Developing a network of bicycle paths: Paving a bicycle path in Kiryat Eliezer and Neve Sha’anan towards the Technion, as part of developing a network of bicycle paths to encourage cycling in the city. Preparing traffic plans, examining alternatives and choosing effective alternatives. Budget allocation for execution within six months. In cooperation with the Engineering Administration and the public.


Highway 4 – Haifa’s southern entrance: Examining alternatives to redesigning Highway 4 in the urban area, to reduce the buffer between southern neighborhoods and the coast, improve access to the sea, enhance road safety along the route and upgrade public transport accessibility for the benefit of neighborhood residents. In cooperation with the Engineering Administration.

Comprehensive transportation solution for the ridge axis – In parallel with the presentation of solutions for the “entrapped” neighborhoods and in light of the Metronit program planned for the ridge axis, various options for transportation solutions are currently being examined throughout the route. This program will be advanced in 2022.

Local Projects

Ibn Gvirol axis: Developing the axis as a safe urban street while creating an open public space to improve the quality of life of residents of the nearby neighborhood; improving connections with urban areas of activity and expanding the infrastructure for pedestrian and bicycle traffic. Accompanying the process, planning and execution by the Engineering Administration. 

Altering the City Hall plaza: Expanding the plaza while reducing the volume of roads that cross between it and the Memorial Garden.

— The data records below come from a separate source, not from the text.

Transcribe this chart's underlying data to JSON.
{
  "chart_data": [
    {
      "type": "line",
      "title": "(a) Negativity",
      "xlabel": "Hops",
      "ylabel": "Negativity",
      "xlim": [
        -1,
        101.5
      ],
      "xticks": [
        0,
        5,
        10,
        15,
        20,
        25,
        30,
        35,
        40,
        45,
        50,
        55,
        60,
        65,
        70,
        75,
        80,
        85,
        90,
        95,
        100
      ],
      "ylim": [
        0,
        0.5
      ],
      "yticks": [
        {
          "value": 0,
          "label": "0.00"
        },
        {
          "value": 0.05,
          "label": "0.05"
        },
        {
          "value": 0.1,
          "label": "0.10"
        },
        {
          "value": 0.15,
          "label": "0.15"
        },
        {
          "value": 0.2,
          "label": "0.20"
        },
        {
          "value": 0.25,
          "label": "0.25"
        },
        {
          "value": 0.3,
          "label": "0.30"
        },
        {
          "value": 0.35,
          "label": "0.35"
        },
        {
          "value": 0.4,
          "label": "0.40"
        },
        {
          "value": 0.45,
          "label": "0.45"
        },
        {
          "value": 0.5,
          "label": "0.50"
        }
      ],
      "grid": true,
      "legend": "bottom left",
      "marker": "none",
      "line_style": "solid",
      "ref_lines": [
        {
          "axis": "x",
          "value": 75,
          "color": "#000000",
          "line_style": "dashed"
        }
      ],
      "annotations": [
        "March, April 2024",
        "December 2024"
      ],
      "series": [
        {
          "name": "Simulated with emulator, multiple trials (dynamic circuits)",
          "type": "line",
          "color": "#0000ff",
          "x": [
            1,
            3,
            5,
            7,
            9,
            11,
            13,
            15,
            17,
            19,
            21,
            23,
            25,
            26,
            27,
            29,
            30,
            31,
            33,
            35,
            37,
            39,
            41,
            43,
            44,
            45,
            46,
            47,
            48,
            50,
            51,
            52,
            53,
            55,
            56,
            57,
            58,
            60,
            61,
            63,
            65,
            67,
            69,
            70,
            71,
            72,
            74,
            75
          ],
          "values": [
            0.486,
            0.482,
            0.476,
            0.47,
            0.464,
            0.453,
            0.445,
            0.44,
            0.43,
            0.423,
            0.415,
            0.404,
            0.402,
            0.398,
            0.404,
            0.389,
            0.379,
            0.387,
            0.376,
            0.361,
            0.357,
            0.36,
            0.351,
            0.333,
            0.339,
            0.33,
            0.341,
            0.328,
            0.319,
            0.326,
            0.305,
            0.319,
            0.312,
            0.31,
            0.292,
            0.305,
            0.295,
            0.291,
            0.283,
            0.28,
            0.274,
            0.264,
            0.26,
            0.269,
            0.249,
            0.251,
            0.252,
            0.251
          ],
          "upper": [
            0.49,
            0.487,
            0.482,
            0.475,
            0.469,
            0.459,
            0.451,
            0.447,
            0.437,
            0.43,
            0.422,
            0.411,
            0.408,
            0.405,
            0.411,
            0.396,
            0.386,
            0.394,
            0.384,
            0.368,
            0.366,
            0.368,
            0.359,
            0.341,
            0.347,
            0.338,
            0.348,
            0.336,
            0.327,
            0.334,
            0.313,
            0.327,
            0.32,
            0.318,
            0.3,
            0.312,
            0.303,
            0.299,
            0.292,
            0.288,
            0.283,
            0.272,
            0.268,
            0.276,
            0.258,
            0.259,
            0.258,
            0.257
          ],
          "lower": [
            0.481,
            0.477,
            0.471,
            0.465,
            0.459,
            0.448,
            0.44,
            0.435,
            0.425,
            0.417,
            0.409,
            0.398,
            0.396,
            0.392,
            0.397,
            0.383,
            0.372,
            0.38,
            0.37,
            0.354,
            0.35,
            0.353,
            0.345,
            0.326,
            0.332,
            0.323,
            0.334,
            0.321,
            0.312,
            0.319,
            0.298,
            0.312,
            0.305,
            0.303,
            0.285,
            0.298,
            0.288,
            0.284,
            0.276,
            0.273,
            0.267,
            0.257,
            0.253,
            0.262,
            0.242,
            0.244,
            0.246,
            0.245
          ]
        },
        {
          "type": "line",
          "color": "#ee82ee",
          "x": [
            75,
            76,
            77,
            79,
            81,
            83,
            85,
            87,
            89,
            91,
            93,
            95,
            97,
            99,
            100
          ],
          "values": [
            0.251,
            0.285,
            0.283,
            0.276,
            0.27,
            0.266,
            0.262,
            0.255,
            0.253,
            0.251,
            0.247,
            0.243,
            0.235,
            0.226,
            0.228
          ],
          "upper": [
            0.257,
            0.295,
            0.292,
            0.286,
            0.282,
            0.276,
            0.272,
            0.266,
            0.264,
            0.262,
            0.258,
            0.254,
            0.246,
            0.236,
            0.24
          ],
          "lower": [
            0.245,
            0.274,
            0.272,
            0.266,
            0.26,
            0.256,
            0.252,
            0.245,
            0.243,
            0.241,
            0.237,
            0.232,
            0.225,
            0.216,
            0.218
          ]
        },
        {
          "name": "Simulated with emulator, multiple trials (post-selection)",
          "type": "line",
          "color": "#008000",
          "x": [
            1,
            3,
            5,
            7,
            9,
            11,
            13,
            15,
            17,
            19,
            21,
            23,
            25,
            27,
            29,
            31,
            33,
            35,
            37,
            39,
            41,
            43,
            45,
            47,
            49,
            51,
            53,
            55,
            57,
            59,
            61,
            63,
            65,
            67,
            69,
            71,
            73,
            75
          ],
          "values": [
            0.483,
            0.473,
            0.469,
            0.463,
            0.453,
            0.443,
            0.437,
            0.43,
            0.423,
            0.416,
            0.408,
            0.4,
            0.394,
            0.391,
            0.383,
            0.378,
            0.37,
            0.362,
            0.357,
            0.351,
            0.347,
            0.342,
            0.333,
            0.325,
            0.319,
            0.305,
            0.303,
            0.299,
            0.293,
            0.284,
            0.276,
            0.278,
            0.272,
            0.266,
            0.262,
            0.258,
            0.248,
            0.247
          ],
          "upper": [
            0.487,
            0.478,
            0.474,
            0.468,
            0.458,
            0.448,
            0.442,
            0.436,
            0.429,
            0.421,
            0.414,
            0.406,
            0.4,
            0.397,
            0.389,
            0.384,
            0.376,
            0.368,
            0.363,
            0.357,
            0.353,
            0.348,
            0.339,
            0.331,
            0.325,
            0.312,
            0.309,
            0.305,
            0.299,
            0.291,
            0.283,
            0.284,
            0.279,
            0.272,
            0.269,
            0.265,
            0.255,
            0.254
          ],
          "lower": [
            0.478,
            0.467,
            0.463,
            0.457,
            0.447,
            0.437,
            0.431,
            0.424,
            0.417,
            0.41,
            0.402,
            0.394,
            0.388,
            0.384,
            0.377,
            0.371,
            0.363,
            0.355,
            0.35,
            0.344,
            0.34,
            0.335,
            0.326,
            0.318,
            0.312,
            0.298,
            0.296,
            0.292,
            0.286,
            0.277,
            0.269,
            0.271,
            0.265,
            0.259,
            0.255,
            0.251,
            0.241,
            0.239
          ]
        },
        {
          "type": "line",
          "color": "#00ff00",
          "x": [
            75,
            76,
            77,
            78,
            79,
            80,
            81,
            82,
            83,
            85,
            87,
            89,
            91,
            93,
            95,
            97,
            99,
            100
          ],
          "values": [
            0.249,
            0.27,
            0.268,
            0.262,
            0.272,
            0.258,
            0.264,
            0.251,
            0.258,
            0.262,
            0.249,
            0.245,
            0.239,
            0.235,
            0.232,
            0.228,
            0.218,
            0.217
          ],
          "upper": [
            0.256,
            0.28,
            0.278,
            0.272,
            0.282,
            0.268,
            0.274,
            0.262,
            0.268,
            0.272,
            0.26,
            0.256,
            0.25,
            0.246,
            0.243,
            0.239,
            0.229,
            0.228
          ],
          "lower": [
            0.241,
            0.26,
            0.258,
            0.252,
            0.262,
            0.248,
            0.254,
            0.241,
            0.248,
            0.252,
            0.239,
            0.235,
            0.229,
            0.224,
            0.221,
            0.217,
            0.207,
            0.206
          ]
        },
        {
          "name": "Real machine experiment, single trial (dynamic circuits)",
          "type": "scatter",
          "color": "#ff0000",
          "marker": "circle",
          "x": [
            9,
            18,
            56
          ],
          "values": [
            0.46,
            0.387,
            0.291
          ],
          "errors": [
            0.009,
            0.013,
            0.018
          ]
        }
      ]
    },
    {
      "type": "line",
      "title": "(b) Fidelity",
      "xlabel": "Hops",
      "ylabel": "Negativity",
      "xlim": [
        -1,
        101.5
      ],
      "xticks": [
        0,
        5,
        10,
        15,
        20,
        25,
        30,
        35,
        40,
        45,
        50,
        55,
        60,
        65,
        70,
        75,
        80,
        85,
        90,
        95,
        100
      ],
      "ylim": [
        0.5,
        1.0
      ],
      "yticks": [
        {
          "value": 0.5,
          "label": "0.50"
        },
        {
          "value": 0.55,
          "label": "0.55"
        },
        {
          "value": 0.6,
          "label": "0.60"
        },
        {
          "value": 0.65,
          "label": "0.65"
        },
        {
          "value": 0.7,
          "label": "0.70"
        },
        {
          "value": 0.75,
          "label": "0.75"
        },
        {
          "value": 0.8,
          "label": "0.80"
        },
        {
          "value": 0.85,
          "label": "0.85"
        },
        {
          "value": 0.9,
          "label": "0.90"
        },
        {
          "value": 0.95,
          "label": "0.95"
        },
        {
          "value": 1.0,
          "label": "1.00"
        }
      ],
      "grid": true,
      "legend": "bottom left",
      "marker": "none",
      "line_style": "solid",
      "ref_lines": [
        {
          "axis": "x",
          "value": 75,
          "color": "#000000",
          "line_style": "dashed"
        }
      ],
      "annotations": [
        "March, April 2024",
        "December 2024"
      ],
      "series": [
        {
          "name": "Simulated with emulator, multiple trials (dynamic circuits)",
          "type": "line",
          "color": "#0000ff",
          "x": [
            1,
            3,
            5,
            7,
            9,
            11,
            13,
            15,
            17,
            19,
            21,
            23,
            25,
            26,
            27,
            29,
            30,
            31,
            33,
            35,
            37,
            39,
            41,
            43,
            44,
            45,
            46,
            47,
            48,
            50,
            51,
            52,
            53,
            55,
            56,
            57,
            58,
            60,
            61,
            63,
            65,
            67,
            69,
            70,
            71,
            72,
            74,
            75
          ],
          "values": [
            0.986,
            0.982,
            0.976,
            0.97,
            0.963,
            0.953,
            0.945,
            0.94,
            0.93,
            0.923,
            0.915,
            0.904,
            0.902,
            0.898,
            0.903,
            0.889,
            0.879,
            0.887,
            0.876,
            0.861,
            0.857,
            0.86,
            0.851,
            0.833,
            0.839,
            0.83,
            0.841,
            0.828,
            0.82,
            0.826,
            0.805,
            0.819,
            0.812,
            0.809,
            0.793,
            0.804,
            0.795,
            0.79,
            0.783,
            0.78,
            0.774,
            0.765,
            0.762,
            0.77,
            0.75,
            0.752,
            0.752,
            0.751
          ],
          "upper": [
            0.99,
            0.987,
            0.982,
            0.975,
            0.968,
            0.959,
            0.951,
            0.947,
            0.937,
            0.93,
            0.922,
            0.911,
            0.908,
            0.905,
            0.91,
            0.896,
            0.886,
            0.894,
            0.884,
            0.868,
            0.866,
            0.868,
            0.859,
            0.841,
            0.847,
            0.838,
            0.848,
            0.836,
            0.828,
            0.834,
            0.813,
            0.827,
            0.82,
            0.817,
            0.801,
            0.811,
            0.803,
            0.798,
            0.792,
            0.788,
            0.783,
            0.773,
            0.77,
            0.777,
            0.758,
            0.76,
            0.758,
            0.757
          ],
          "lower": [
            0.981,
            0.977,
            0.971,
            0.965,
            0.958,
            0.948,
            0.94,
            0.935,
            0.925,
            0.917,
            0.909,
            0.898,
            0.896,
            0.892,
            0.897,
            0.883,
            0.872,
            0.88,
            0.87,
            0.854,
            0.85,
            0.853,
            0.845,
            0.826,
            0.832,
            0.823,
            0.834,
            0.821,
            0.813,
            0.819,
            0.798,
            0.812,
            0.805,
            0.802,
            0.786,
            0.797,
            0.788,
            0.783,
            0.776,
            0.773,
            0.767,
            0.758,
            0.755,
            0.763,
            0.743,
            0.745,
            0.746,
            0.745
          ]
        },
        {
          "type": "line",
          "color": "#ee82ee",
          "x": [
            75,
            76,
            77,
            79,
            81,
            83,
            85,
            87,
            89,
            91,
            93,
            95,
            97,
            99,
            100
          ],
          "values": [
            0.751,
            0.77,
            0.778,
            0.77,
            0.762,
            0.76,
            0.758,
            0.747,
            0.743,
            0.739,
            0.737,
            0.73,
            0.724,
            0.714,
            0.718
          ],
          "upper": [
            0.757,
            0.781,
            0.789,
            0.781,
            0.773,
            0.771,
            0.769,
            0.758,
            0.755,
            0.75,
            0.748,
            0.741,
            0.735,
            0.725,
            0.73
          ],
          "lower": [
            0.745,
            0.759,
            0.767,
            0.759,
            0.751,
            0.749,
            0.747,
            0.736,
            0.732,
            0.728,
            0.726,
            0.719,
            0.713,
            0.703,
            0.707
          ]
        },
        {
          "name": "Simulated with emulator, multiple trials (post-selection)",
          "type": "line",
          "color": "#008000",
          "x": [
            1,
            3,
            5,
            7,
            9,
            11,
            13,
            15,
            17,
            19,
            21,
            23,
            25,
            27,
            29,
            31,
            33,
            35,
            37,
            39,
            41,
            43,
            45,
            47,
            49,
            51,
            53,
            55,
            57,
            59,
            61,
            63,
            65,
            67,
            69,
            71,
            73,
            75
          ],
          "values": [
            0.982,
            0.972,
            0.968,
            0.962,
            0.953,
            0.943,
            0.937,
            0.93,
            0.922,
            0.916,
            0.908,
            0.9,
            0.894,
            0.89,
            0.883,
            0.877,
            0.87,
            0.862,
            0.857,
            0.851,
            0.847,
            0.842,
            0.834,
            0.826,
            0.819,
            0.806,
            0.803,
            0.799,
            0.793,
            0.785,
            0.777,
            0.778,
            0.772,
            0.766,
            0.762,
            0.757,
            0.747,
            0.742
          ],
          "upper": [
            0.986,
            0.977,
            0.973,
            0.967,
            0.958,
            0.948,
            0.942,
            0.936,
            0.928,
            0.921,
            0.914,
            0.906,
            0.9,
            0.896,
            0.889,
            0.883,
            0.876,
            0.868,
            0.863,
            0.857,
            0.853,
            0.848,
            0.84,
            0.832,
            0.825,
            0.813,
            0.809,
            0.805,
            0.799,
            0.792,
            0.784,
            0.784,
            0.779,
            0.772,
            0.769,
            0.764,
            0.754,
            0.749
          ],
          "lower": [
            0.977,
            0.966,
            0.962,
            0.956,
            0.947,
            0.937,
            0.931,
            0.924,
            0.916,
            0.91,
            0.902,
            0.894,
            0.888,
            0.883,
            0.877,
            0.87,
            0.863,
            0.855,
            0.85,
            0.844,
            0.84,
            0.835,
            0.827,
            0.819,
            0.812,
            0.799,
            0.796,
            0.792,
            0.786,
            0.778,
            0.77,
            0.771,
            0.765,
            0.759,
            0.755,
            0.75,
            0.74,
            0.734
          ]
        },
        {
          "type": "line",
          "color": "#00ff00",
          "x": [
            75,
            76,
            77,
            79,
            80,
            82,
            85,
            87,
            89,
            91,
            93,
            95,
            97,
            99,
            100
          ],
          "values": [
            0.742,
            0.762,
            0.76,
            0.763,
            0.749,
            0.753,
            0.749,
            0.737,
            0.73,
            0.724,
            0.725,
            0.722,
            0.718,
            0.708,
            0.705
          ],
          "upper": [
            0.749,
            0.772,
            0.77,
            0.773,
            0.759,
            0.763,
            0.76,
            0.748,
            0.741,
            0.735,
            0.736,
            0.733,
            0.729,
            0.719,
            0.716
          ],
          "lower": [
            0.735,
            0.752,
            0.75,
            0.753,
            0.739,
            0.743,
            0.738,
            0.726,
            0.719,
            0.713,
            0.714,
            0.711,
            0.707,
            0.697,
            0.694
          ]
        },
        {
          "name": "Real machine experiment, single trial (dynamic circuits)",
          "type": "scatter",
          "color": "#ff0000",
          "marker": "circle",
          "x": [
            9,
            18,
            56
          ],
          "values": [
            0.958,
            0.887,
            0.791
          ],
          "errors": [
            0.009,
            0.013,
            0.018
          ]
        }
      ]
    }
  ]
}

Contribution and the Benefits

All the projects presented above are expected to contribute to all the city’s residents as follows:

  • Less time on the road and more time for other activities – less traffic congestion, shortened travel times by public transport, less time spent searching for parking 
  • Improving the quality of life in Haifa in health and environmental terms – less air pollution and more physical activity (walking, cycling)
  • Less noise of motorized vehicles – improving quality of life, creating a pleasant and attractive environment for both the city’s residents and visitors
  • Fewer parking spaces and more public space – beneficial utilization of central urban areas, less tarmacked areas, more green spaces
  • Fewer parking spaces and more economically yielding areas – utilizing space for economic returns
  • More social equality thanks to a variety of technological means that allow the mobility of a variety of populations
  • Encouraging tourism by improving accessibility, connections between focal points and attractions around the transportation centers, leading to economic growth.